Nice Problem. Taught me the concept of bitset.
Still wondering, how come i have not learnt bitset earlier. 
1 Like
i am writing the code in brute force first but it is giving wrong answer .can anyone point out the mistake ?thanks. i tried too many times 
#include<bits/stdc++.h>
using namespace std;
using lli=long long int;
#define maxn 1E5+42
int main()
{
lli t,w,h,n,m,ans,input;
// cout<<“t:\n”;
cin>>t;
while(t–)
{
ans=0;
// cout<<“w,h,n,m:\n”;
cin>>w>>h>>n>>m;
vector horizontal(maxn) ;vector vertical(maxn);
// cout<<"vertical:\n";
for(int i=0;i<n;i++)
{
cin>>input;
vertical[input]=true;
}
// cout<<"horizontal:\n";
for(int i=0;i<m;i++)
{
cin>>input;
horizontal[input]=true;
}
vector<bool> verdiff(maxn);
for(int i=0;i<=w;i++)
{
if(vertical[i])
{
for(int j=i+1;j<=w;j++)
{
if(vertical[j])
verdiff[abs(i-j)]=true;
}
}
}
vector<bool> hordiff(maxn);
for(int i=0;i<=h;i++)
{
if(horizontal[i])
{
for(int j=i+1;j<=h;j++)
{
if(horizontal[j])
hordiff[abs(i-j)]=true;
}
}
}
for(int k=0;k<=h;k++)
{
vector<bool> newhordiff(maxn);
for(int i=0;i<=h;i++)
{
if(horizontal[i])
newhordiff[abs(i-k)]=true;
}
lli nsq=0;
for(int i=0;i<=h;i++)
{
if(verdiff[i]&&(hordiff[i]||newhordiff[i]))
{
nsq++;
}
}
ans=max(ans,nsq);
}
cout<<ans<<endl;
}
return 0;
}
@spaanse can you please check this code and tell what am i doing wrong ,i m stuck on this for almost 2 days,i m first trying to do the brute force approach but it is showing wrong ans and tle even for sub-task.

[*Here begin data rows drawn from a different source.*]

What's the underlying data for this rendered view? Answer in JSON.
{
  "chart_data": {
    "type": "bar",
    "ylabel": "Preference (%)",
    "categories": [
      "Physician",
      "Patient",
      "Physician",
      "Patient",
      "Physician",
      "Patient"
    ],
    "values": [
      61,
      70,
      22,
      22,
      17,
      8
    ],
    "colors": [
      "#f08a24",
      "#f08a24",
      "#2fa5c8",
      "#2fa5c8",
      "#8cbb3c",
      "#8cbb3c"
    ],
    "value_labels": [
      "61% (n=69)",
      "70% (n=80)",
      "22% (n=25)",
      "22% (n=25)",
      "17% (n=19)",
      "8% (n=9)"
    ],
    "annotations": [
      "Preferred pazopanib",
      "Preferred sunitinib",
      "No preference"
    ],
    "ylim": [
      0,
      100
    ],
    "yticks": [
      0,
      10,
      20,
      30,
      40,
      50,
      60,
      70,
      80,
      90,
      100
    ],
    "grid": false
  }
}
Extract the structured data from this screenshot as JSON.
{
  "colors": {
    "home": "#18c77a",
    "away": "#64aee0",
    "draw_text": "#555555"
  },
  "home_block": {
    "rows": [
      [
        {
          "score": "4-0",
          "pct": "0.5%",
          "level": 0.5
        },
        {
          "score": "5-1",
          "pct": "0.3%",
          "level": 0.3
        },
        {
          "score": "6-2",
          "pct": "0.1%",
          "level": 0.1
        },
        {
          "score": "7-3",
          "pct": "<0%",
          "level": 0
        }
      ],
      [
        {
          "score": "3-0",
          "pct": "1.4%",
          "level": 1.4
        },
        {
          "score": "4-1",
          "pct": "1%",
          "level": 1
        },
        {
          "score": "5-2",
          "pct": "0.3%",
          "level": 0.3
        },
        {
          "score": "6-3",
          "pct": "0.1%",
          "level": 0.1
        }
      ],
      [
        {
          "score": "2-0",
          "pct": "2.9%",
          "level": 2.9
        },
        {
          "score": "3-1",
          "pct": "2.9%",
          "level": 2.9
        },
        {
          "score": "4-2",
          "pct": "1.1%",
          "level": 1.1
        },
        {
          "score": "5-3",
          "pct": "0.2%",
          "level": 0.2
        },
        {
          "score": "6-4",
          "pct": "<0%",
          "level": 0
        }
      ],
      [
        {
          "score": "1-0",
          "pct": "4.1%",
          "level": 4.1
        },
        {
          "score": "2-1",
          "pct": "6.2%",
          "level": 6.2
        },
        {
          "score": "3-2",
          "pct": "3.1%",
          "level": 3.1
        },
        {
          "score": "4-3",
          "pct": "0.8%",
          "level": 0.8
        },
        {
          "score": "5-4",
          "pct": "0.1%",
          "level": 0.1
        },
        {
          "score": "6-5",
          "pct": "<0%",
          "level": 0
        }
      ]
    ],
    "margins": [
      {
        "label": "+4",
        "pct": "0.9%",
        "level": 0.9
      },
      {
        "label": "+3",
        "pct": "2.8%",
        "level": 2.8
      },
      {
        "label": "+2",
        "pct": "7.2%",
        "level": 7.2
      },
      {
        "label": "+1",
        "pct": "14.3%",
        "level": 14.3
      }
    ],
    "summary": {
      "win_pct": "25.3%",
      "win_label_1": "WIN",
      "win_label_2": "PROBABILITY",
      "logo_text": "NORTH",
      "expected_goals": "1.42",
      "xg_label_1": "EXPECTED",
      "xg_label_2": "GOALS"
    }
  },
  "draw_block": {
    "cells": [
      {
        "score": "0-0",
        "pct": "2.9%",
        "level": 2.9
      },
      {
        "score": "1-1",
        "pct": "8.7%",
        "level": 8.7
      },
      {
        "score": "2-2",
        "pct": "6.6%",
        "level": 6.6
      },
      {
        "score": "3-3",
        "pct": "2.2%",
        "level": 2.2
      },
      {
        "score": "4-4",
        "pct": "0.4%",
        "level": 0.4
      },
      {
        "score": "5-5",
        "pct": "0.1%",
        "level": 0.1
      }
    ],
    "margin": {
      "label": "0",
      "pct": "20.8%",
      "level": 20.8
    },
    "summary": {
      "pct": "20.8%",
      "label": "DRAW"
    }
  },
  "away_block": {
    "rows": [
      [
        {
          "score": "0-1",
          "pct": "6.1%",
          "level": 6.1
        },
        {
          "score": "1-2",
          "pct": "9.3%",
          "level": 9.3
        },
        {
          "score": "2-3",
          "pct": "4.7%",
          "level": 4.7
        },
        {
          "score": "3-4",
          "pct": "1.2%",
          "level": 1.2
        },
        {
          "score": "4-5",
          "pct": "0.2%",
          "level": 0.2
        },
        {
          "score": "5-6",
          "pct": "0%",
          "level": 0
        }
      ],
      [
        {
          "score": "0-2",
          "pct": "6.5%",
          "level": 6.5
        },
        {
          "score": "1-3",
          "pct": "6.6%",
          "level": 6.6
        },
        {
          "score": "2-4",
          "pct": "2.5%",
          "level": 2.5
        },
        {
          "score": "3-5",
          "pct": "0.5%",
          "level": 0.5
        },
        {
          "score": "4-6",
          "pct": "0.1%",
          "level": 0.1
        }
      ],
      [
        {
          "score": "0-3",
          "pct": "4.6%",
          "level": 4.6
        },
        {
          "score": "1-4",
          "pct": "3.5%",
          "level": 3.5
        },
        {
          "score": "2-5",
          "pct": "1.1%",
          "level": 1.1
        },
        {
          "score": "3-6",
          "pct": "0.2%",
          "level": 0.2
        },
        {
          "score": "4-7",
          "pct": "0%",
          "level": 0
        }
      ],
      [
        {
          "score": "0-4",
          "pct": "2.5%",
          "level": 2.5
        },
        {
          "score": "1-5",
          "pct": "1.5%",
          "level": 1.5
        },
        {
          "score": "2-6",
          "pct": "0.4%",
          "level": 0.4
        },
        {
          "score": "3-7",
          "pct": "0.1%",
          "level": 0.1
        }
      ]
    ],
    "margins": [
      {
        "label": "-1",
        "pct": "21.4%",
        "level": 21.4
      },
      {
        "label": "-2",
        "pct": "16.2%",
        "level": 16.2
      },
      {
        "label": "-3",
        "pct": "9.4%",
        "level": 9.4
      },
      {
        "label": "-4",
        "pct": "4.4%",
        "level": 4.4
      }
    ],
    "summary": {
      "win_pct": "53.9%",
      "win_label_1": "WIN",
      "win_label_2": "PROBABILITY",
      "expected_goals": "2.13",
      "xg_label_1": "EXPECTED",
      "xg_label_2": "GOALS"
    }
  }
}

following is the link to the problem.
There is only one testcase, so you shouldn’t read in t. This means that your program keeps waiting for input when all input was already given, leading to TLE.
Testcases are weak!
See this solution : Solution: 48845901 | CodeChef
This should fail for this testcase :
7 12 2 4
0 4
4 11 10 12
Correct answer should be 1 not 2
Also, see this solution : Solution: 51720646 | CodeChef
This sol should fail for this testcase :
1 12 2 1
0 1
6
Correct answer should be 1 not 0.